- by David Renshaw
- Tuesday, March 17, 2009
- More Black Lips
2009 is evidently the year of the headache inducing record sleeve. First up there was Animal Collectives swirling magic eye piece for 'Merriweather Post Pavilion' and now comes the cover for '200 Million Thousand' the new album from flower punks Black Lips. If you squint hard enough you can make a face out of the black lines but don't stare too long however as you are likely to keel over and start frothing at the mouth. Perhaps it hypnotises you into buying the album?
Hypnotism may well be the only way to get into '200 Million Thousand', however, as it's a challenging and unfocused piece of work. The 2007 album 'Good, Bad Not Evil' is a much overlooked effort and a good summation of Black Lips. They are good: making Stones-esque garage 'n' blues acid fried pop seemingly held together by the very loosest of threads. They are bad: when they play wild shows that see them getting naked, fighting and even getting deported. But ultimately they are not evil; they just do their thing and care not one iota what anyone else thinks about it.
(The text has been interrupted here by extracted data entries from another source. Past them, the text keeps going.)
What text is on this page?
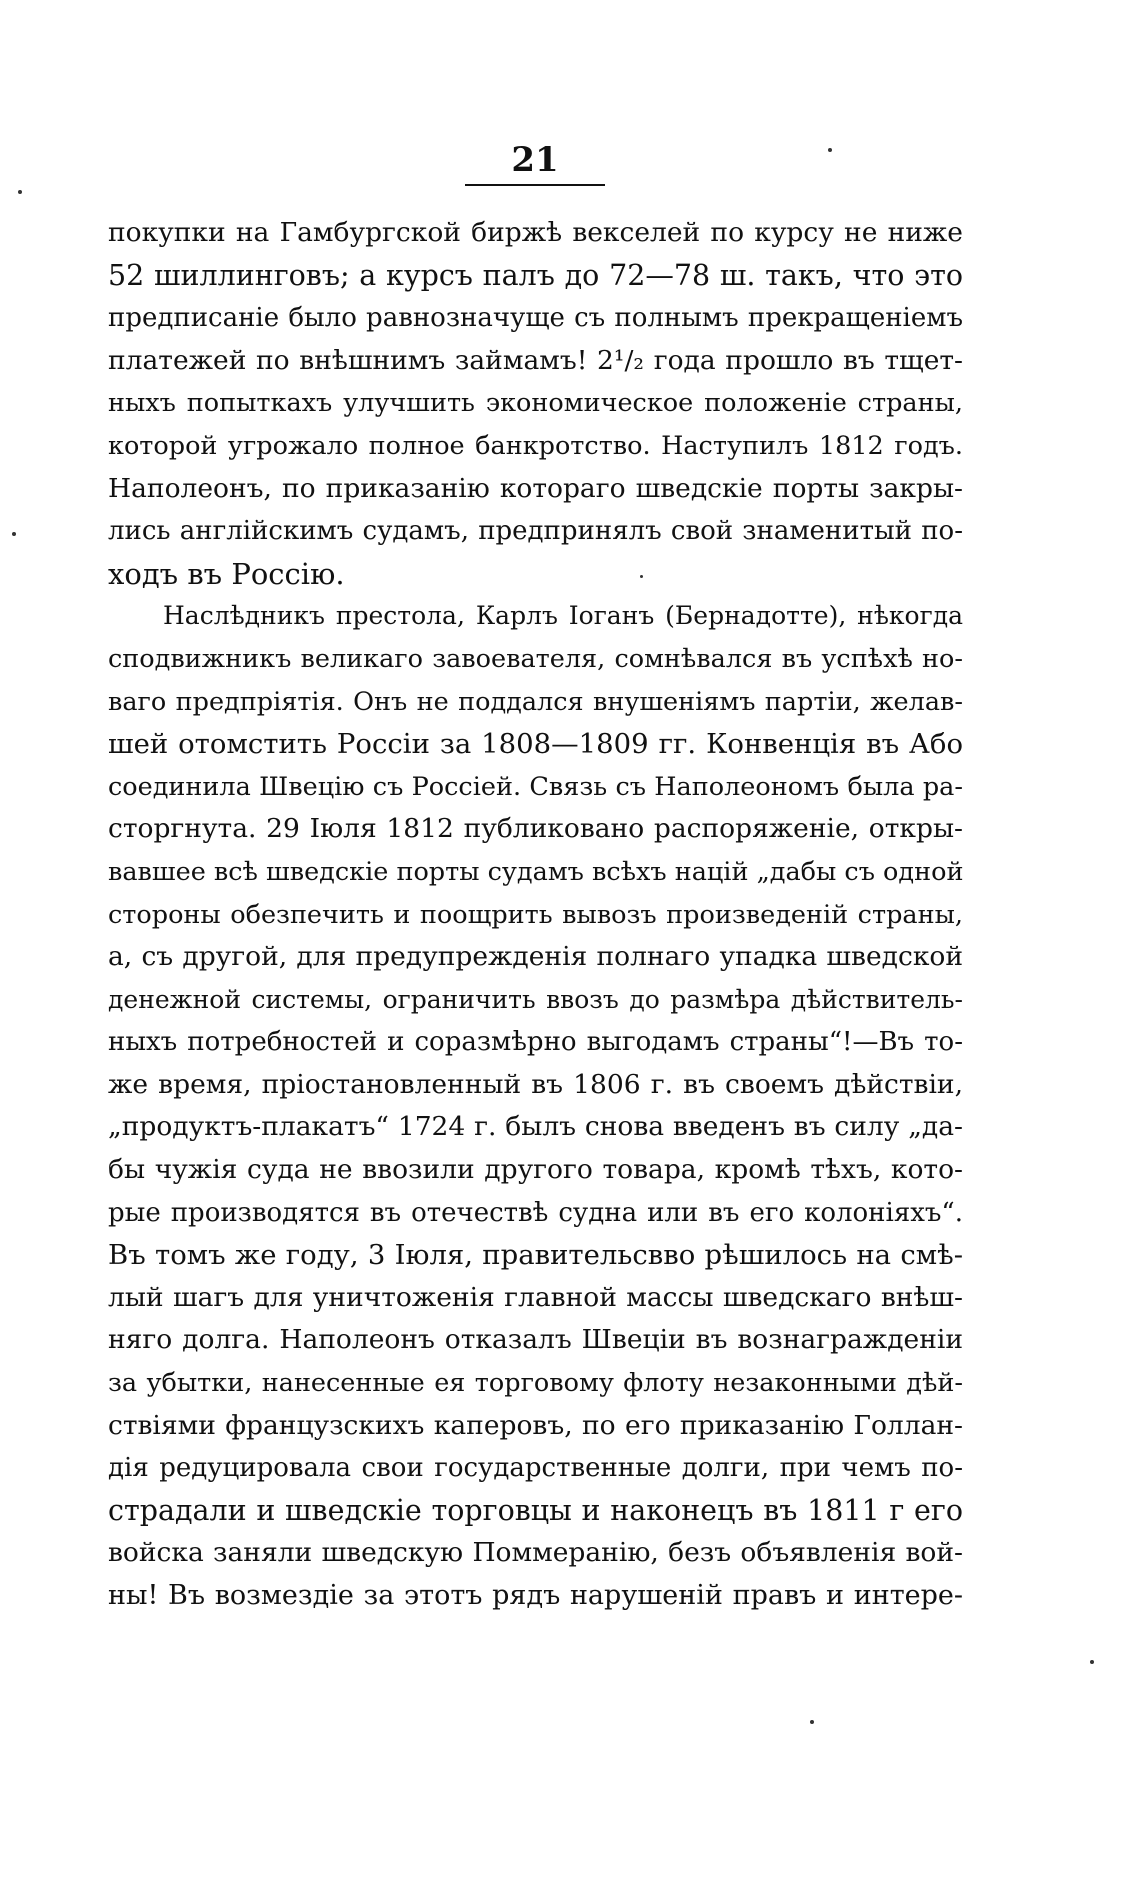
21
покупки на Гамбургской биржѣ векселей по курсу не ниже
52 шиллинговъ; а курсъ палъ до 72—78 ш. такъ, что это
предписаніе было равнозначуще съ полнымъ прекращеніемъ
платежей по внѣшнимъ займамъ! 2¹/₂ года прошло въ тщет-
ныхъ попыткахъ улучшить экономическое положеніе страны,
которой угрожало полное банкротство. Наступилъ 1812 годъ.
Наполеонъ, по приказанію котораго шведскіе порты закры-
лись англійскимъ судамъ, предпринялъ свой знаменитый по-
ходъ въ Россію.
Наслѣдникъ престола, Карлъ Іоганъ (Бернадотте), нѣкогда
сподвижникъ великаго завоевателя, сомнѣвался въ успѣхѣ но-
ваго предпріятія. Онъ не поддался внушеніямъ партіи, желав-
шей отомстить Россіи за 1808—1809 гг. Конвенція въ Або
соединила Швецію съ Россіей. Связь съ Наполеономъ была ра-
сторгнута. 29 Іюля 1812 публиковано распоряженіе, откры-
вавшее всѣ шведскіе порты судамъ всѣхъ націй „дабы съ одной
стороны обезпечить и поощрить вывозъ произведеній страны,
а, съ другой, для предупрежденія полнаго упадка шведской
денежной системы, ограничить ввозъ до размѣра дѣйствитель-
ныхъ потребностей и соразмѣрно выгодамъ страны“!—Въ то-
же время, пріостановленный въ 1806 г. въ своемъ дѣйствіи,
„продуктъ-плакатъ“ 1724 г. былъ снова введенъ въ силу „да-
бы чужія суда не ввозили другого товара, кромѣ тѣхъ, кото-
рые производятся въ отечествѣ судна или въ его колоніяхъ“.
Въ томъ же году, 3 Іюля, правительсвво рѣшилось на смѣ-
лый шагъ для уничтоженія главной массы шведскаго внѣш-
няго долга. Наполеонъ отказалъ Швеціи въ вознагражденіи
за убытки, нанесенные ея торговому флоту незаконными дѣй-
ствіями французскихъ каперовъ, по его приказанію Голлан-
дія редуцировала свои государственные долги, при чемъ по-
страдали и шведскіе торговцы и наконецъ въ 1811 г его
войска заняли шведскую Поммеранію, безъ объявленія вой-
ны! Въ возмездіе за этотъ рядъ нарушеній правъ и интере-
This attitude manifested itself in the past in a typically nihilistic punk style, but on '200 Million Suns' the loose threads have snapped and left the band who thrived on 'unprofessionalism' exposed. Recorded in a disused Atlanta art gallery, the fifteen tracks on the album are wildly varied in quality, from the experimental to the trippy by way of acid-fried jams and the occasional glimmer of hope. '200 Million Thousand' sounds as if it is at war with itself. Starting off in free-fall with the woeful opening trio of 'Take My Heart', 'Drugs' and 'Starting Over' you would not be blamed for suspecting a rogue tribute band had snuck their demo tape into the box where your Black Lips CD should be.